Silva-restored Brookside reopens in Ohio

Brookside Country Club might have seemed an unlikely candidate for restoration, but thanks to architect Brian Silva, Brookside is a preserved Donald Ross layout.

Canton, Ohio - With 18 of the country’s best-preserved, Donald Ross-designed greens, Brookside Country Club might have seemed an unlikely candidate for restoration. But thanks to architect Brian Silva, Brookside is one of America’s best-preserved Ross layouts, tee to green.

Closed in the fall of 2003, Brookside reopened for member play in June, minus 600 trees and featuring the perpendicular fairway bunkers Ross originally designed – much of which had been abandoned since the course opened in 1920. The club held a rededication ceremony for its course Aug. 13.

“The steps taken to upgrade a particular course depend on the quality of the original,” says Silva, a partner with Uxbridge, Mass.-based Cornish, Silva & Mungeam. “At Brookside, the course was an eight on a scale of 10 before we broke ground.
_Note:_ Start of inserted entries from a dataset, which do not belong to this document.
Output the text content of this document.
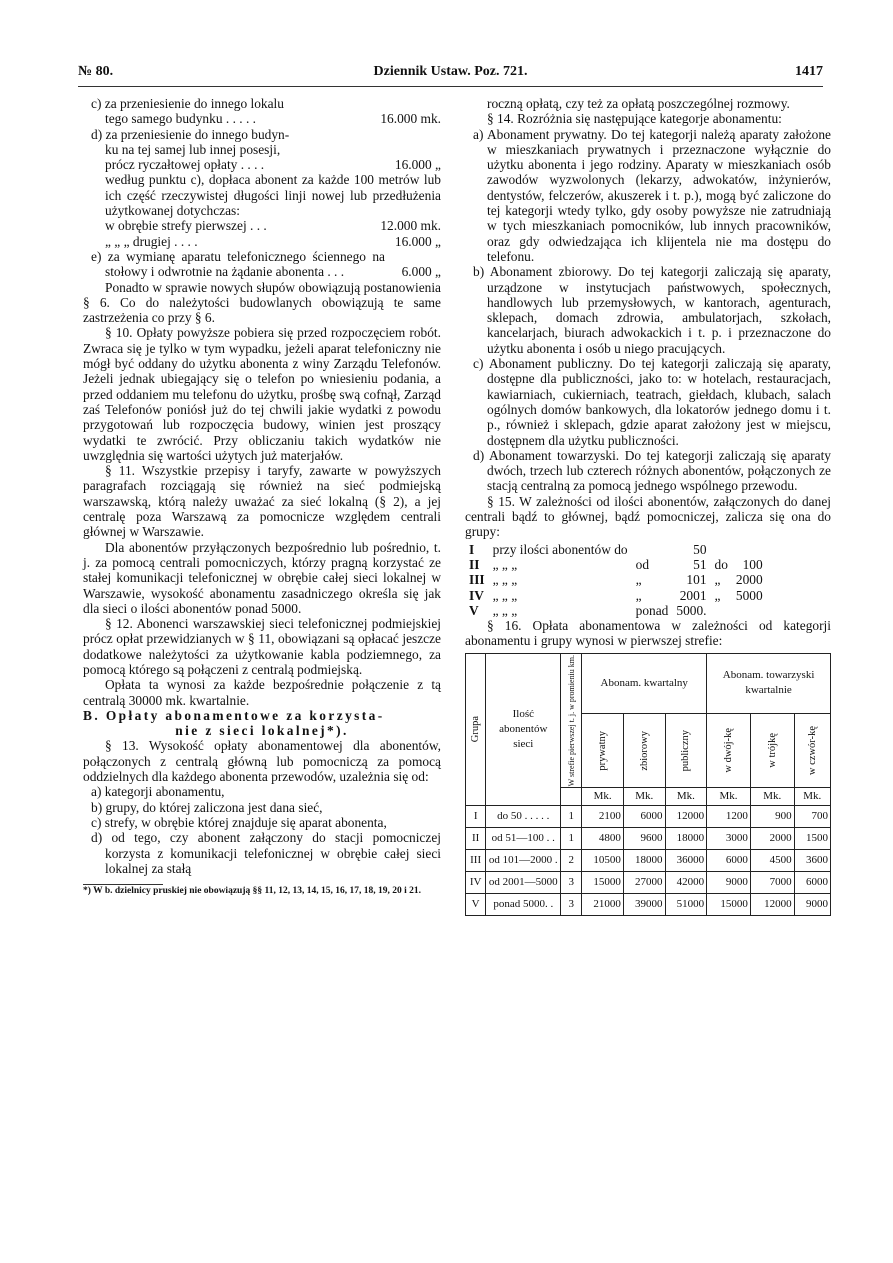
№ 80.	Dziennik Ustaw. Poz. 721.	1417

c) za przeniesienie do innego lokalu

tego samego budynku . . . . .	16.000 mk.

d) za przeniesienie do innego budyn-

ku na tej samej lub innej posesji,

prócz ryczałtowej opłaty . . . .	16.000 „

według punktu c), dopłaca abonent za każde 100 metrów lub ich część rzeczywistej długości linji nowej lub przedłużenia użytkowanej dotychczas:

w obrębie strefy pierwszej . . .	12.000 mk.
„ „ „ drugiej . . . .	16.000 „
e) za wymianę aparatu telefonicznego ściennego na stołowy i odwrotnie na żądanie abonenta . . .	6.000 „

Ponadto w sprawie nowych słupów obowiązują postanowienia § 6. Co do należytości budowlanych obowiązują te same zastrzeżenia co przy § 6.

§ 10. Opłaty powyższe pobiera się przed rozpoczęciem robót. Zwraca się je tylko w tym wypadku, jeżeli aparat telefoniczny nie mógł być oddany do użytku abonenta z winy Zarządu Telefonów. Jeżeli jednak ubiegający się o telefon po wniesieniu podania, a przed oddaniem mu telefonu do użytku, prośbę swą cofnął, Zarząd zaś Telefonów poniósł już do tej chwili jakie wydatki z powodu przygotowań lub rozpoczęcia budowy, winien jest proszący wydatki te zwrócić. Przy obliczaniu takich wydatków nie uwzględnia się wartości użytych już materjałów.

§ 11. Wszystkie przepisy i taryfy, zawarte w powyższych paragrafach rozciągają się również na sieć podmiejską warszawską, którą należy uważać za sieć lokalną (§ 2), a jej centralę poza Warszawą za pomocnicze względem centrali głównej w Warszawie.

Dla abonentów przyłączonych bezpośrednio lub pośrednio, t. j. za pomocą centrali pomocniczych, którzy pragną korzystać ze stałej komunikacji telefonicznej w obrębie całej sieci lokalnej w Warszawie, wysokość abonamentu zasadniczego określa się jak dla sieci o ilości abonentów ponad 5000.

§ 12. Abonenci warszawskiej sieci telefonicznej podmiejskiej prócz opłat przewidzianych w § 11, obowiązani są opłacać jeszcze dodatkowe należytości za użytkowanie kabla podziemnego, za pomocą którego są połączeni z centralą podmiejską.

Opłata ta wynosi za każde bezpośrednie połączenie z tą centralą 30000 mk. kwartalnie.

B. Opłaty abonamentowe za korzysta-

nie z sieci lokalnej*).

§ 13. Wysokość opłaty abonamentowej dla abonentów, połączonych z centralą główną lub pomocniczą za pomocą oddzielnych dla każdego abonenta przewodów, uzależnia się od:

a) kategorji abonamentu,

b) grupy, do której zaliczona jest dana sieć,

c) strefy, w obrębie której znajduje się aparat abonenta,

d) od tego, czy abonent załączony do stacji pomocniczej korzysta z komunikacji telefonicznej w obrębie całej sieci lokalnej za stałą

*) W b. dzielnicy pruskiej nie obowiązują §§ 11, 12, 13, 14, 15, 16, 17, 18, 19, 20 i 21.

roczną opłatą, czy też za opłatą poszczególnej rozmowy.

§ 14. Rozróżnia się następujące kategorje abonamentu:

a) Abonament prywatny. Do tej kategorji należą aparaty założone w mieszkaniach prywatnych i przeznaczone wyłącznie do użytku abonenta i jego rodziny. Aparaty w mieszkaniach osób zawodów wyzwolonych (lekarzy, adwokatów, inżynierów, dentystów, felczerów, akuszerek i t. p.), mogą być zaliczone do tej kategorji wtedy tylko, gdy osoby powyższe nie zatrudniają w tych mieszkaniach pomocników, lub innych pracowników, oraz gdy odwiedzająca ich klijentela nie ma dostępu do telefonu.

b) Abonament zbiorowy. Do tej kategorji zaliczają się aparaty, urządzone w instytucjach państwowych, społecznych, handlowych lub przemysłowych, w kantorach, agenturach, sklepach, domach zdrowia, ambulatorjach, szkołach, kancelarjach, biurach adwokackich i t. p. i przeznaczone do użytku abonenta i osób u niego pracujących.

c) Abonament publiczny. Do tej kategorji zaliczają się aparaty, dostępne dla publiczności, jako to: w hotelach, restauracjach, kawiarniach, cukierniach, teatrach, giełdach, klubach, salach ogólnych domów bankowych, dla lokatorów jednego domu i t. p., również i sklepach, gdzie aparat założony jest w miejscu, dostępnem dla użytku publiczności.

d) Abonament towarzyski. Do tej kategorji zaliczają się aparaty dwóch, trzech lub czterech różnych abonentów, połączonych ze stacją centralną za pomocą jednego wspólnego przewodu.

§ 15. W zależności od ilości abonentów, załączonych do danej centrali bądź to głównej, bądź pomocniczej, zalicza się ona do grupy:

I	przy ilości abonentów do		50		
II	„ „ „	od	51	do	100
III	„ „ „	„	101	„	2000
IV	„ „ „	„	2001	„	5000
V	„ „ „	ponad	5000.		

§ 16. Opłata abonamentowa w zależności od kategorji abonamentu i grupy wynosi w pierwszej strefie:

Grupa	Ilość abonentów sieci	W strefie pierwszej t. j. w promieniu km.	Abonam. kwartalny			Abonam. towarzyski
kwartalnie		

			prywatny	zbiorowy	publiczny	w dwój-kę	w trójkę	w czwór-kę

			Mk.	Mk.	Mk.	Mk.	Mk.	Mk.
I	do 50 . . . . .	1	2100	6000	12000	1200	900	700
II	od 51—100 . .	1	4800	9600	18000	3000	2000	1500
III	od 101—2000 .	2	10500	18000	36000	6000	4500	3600
IV	od 2001—5000	3	15000	27000	42000	9000	7000	6000
V	ponad 5000. .	3	21000	39000	51000	15000	12000	9000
Accordingly, we carefully restored those elements that had been diminished.”

Working with MacCurrach Golf Construction of Jacksonville, Fla., Silva also rebuilt all 18 tee complexes at Brookside and installed a state-of-the-art irrigation system. Yet the bulk of Silva’s work amounted to restorative re-expansion. Fairways were narrowed by excessive tree-planting programs, and fairway bunkers filled in over time. Silva even restored Brookside’s trademark greens to their original parameters, recapturing portions of certain putting surfaces that had disappeared following decades of careless mowing practices.

“Brookside was subject to all the unfortunate evolutionary changes we typically see at clubs of this vintage,” says Silva. “It’s an old story.
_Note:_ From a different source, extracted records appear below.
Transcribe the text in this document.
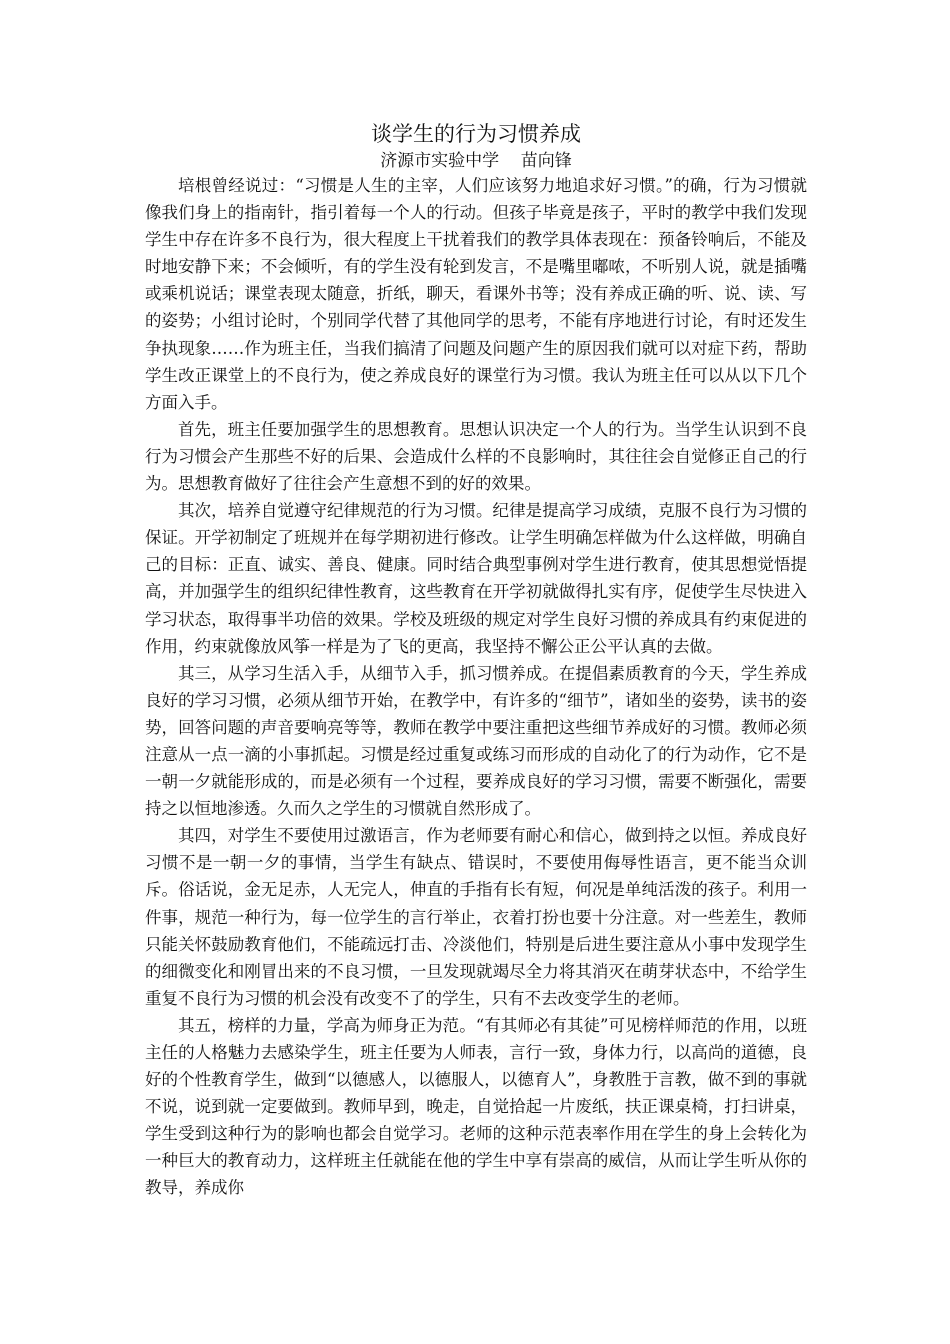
谈学生的行为习惯养成

济源市实验中学    苗向锋

培根曾经说过：“习惯是人生的主宰，人们应该努力地追求好习惯。”的确，行为习惯就像我们身上的指南针，指引着每一个人的行动。但孩子毕竟是孩子，平时的教学中我们发现学生中存在许多不良行为，很大程度上干扰着我们的教学具体表现在：预备铃响后，不能及时地安静下来；不会倾听，有的学生没有轮到发言，不是嘴里嘟哝，不听别人说，就是插嘴或乘机说话；课堂表现太随意，折纸，聊天，看课外书等；没有养成正确的听、说、读、写的姿势；小组讨论时，个别同学代替了其他同学的思考，不能有序地进行讨论，有时还发生争执现象……作为班主任，当我们搞清了问题及问题产生的原因我们就可以对症下药，帮助学生改正课堂上的不良行为，使之养成良好的课堂行为习惯。我认为班主任可以从以下几个方面入手。

首先，班主任要加强学生的思想教育。思想认识决定一个人的行为。当学生认识到不良行为习惯会产生那些不好的后果、会造成什么样的不良影响时，其往往会自觉修正自己的行为。思想教育做好了往往会产生意想不到的好的效果。

其次，培养自觉遵守纪律规范的行为习惯。纪律是提高学习成绩，克服不良行为习惯的保证。开学初制定了班规并在每学期初进行修改。让学生明确怎样做为什么这样做，明确自己的目标：正直、诚实、善良、健康。同时结合典型事例对学生进行教育，使其思想觉悟提高，并加强学生的组织纪律性教育，这些教育在开学初就做得扎实有序，促使学生尽快进入学习状态，取得事半功倍的效果。学校及班级的规定对学生良好习惯的养成具有约束促进的作用，约束就像放风筝一样是为了飞的更高，我坚持不懈公正公平认真的去做。

其三，从学习生活入手，从细节入手，抓习惯养成。在提倡素质教育的今天，学生养成良好的学习习惯，必须从细节开始，在教学中，有许多的“细节”，诸如坐的姿势，读书的姿势，回答问题的声音要响亮等等，教师在教学中要注重把这些细节养成好的习惯。教师必须注意从一点一滴的小事抓起。习惯是经过重复或练习而形成的自动化了的行为动作，它不是一朝一夕就能形成的，而是必须有一个过程，要养成良好的学习习惯，需要不断强化，需要持之以恒地渗透。久而久之学生的习惯就自然形成了。

其四，对学生不要使用过激语言，作为老师要有耐心和信心，做到持之以恒。养成良好习惯不是一朝一夕的事情，当学生有缺点、错误时，不要使用侮辱性语言，更不能当众训斥。俗话说，金无足赤，人无完人，伸直的手指有长有短，何况是单纯活泼的孩子。利用一件事，规范一种行为，每一位学生的言行举止，衣着打扮也要十分注意。对一些差生，教师只能关怀鼓励教育他们，不能疏远打击、冷淡他们，特别是后进生要注意从小事中发现学生的细微变化和刚冒出来的不良习惯，一旦发现就竭尽全力将其消灭在萌芽状态中，不给学生重复不良行为习惯的机会没有改变不了的学生，只有不去改变学生的老师。

其五，榜样的力量，学高为师身正为范。“有其师必有其徒”可见榜样师范的作用，以班主任的人格魅力去感染学生，班主任要为人师表，言行一致，身体力行，以高尚的道德，良好的个性教育学生，做到“以德感人，以德服人，以德育人”，身教胜于言教，做不到的事就不说，说到就一定要做到。教师早到，晚走，自觉拾起一片废纸，扶正课桌椅，打扫讲桌，学生受到这种行为的影响也都会自觉学习。老师的这种示范表率作用在学生的身上会转化为一种巨大的教育动力，这样班主任就能在他的学生中享有崇高的威信，从而让学生听从你的教导，养成你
“Our work was a good example of how greens restoration and tree trimming work together,” he adds. “Because they’ve got such distinct, individualized pin placements, the greens at Brookside were designed to be approached from one side of the fairway or another. But you couldn’t do that anymore because many of those fairway areas were located under a tree. The trees at Brookside had encroached so much, many of these choices had been lost. So we restored them, and added nine new acres of fairway in the process.”
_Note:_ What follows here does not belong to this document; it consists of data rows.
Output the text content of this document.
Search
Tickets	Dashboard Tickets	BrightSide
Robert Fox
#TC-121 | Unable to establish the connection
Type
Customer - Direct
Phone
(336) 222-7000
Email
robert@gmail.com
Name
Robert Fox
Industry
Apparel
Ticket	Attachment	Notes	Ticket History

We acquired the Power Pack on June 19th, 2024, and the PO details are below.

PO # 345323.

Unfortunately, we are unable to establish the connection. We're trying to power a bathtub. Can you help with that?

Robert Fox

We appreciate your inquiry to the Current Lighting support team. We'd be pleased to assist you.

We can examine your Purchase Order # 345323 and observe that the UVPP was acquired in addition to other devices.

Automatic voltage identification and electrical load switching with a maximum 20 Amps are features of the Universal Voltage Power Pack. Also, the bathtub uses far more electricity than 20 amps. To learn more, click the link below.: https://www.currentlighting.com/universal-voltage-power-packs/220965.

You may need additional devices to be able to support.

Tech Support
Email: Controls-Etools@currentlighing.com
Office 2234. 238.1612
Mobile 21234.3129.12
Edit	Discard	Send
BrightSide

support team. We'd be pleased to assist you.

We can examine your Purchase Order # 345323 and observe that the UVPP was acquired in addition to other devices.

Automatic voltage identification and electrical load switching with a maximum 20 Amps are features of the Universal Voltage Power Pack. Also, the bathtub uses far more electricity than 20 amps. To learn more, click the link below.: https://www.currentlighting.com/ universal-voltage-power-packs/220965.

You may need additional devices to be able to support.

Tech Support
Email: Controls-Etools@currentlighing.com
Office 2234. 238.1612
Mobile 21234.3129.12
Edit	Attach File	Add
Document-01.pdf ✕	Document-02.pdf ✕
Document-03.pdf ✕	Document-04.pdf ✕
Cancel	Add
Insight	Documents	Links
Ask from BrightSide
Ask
Brookside superintendent Bob Figurella – a 35-year employee of the club – said he had no idea how much the golf course would change.

“I was emotionally invested, and it all happened so fast,” he says. “Hole after hole, area after area. The happiest day of my life was when the sod went back around the bunkers, and I could see the finished product coming together. For about six weeks it was all going one way. I’m just not used to being in the dirt business.

“It took me a while to get it, but I did,” he adds. “And now that it’s done, everybody loves it. I think it’s just gorgeous to look at. Brian took away all the trees from behind the greens and the vistas he’s created are worth it alone.”

Figurella also appreciates the agronomic benefits.

“The bunkers are easier to maintain,” he says. “We don’t save time because we do it all by hand, but they look and drain much better. It takes a bit longer to mow the banks, but the look of these bunkers outweighs any inconvenience.”

Silva’s work recapturing lost portions of putting surface also made an impression on Brookside’s long-time superintendent.

“I like having all the greens with sun on them,” Figurella says. “They dry out evenly now. Brian also really opened up the fronts of these greens, which were pinched in by mowing patterns over the years. He made them appear larger. They are larger. He recaptured the greens, not just the size but the character.

The long range planning committee at Brookside took Silva’s past work into account when it choose him from a pool of 18 golf course architects.

“Brian has something like 15 Donald Ross renovations under his belt,” says Steve Cress, a Brookside member involved in restoration planning. “His references came out extremely well for him. He was also very direct and honest with the membership, which is a good thing.”

Brookside’s rigorous selection procedure was matched by an internal education process waged by the committee prior to the decision to renovate.

“This project is the result of what I like to call overdisclosure,” Cress says. “For two years prior to selecting an architect, we worked with the membership to explain why this work had to be done. We learned from talking to other clubs that one or two members can unduly influence an entire membership, so we broke up the membership into 10 groups of 40 and explained the reasons for restoring the course to each one. This also created an extraordinary level of interest in the project. We had a Donald Ross day two summers ago, and 250 people showed up. When we voted in December of 2002, the measure passed by 100 votes.”

Cress says the combination of the club’s education efforts and Silva’s candor made it work.

“We had done our due diligence,” he says. “We even took our board members down to Augusta Country Club, which had done the same sort of project we were planning. We played the golf course, sat in the grille room and talked to their members. We learned a lot – like how they wished they had replaced the irrigation system during their renovation. That helped us decide our 27-year-old irrigation system should be replaced in the context of Brian’s restoration, which is what Brian had recommended all along.”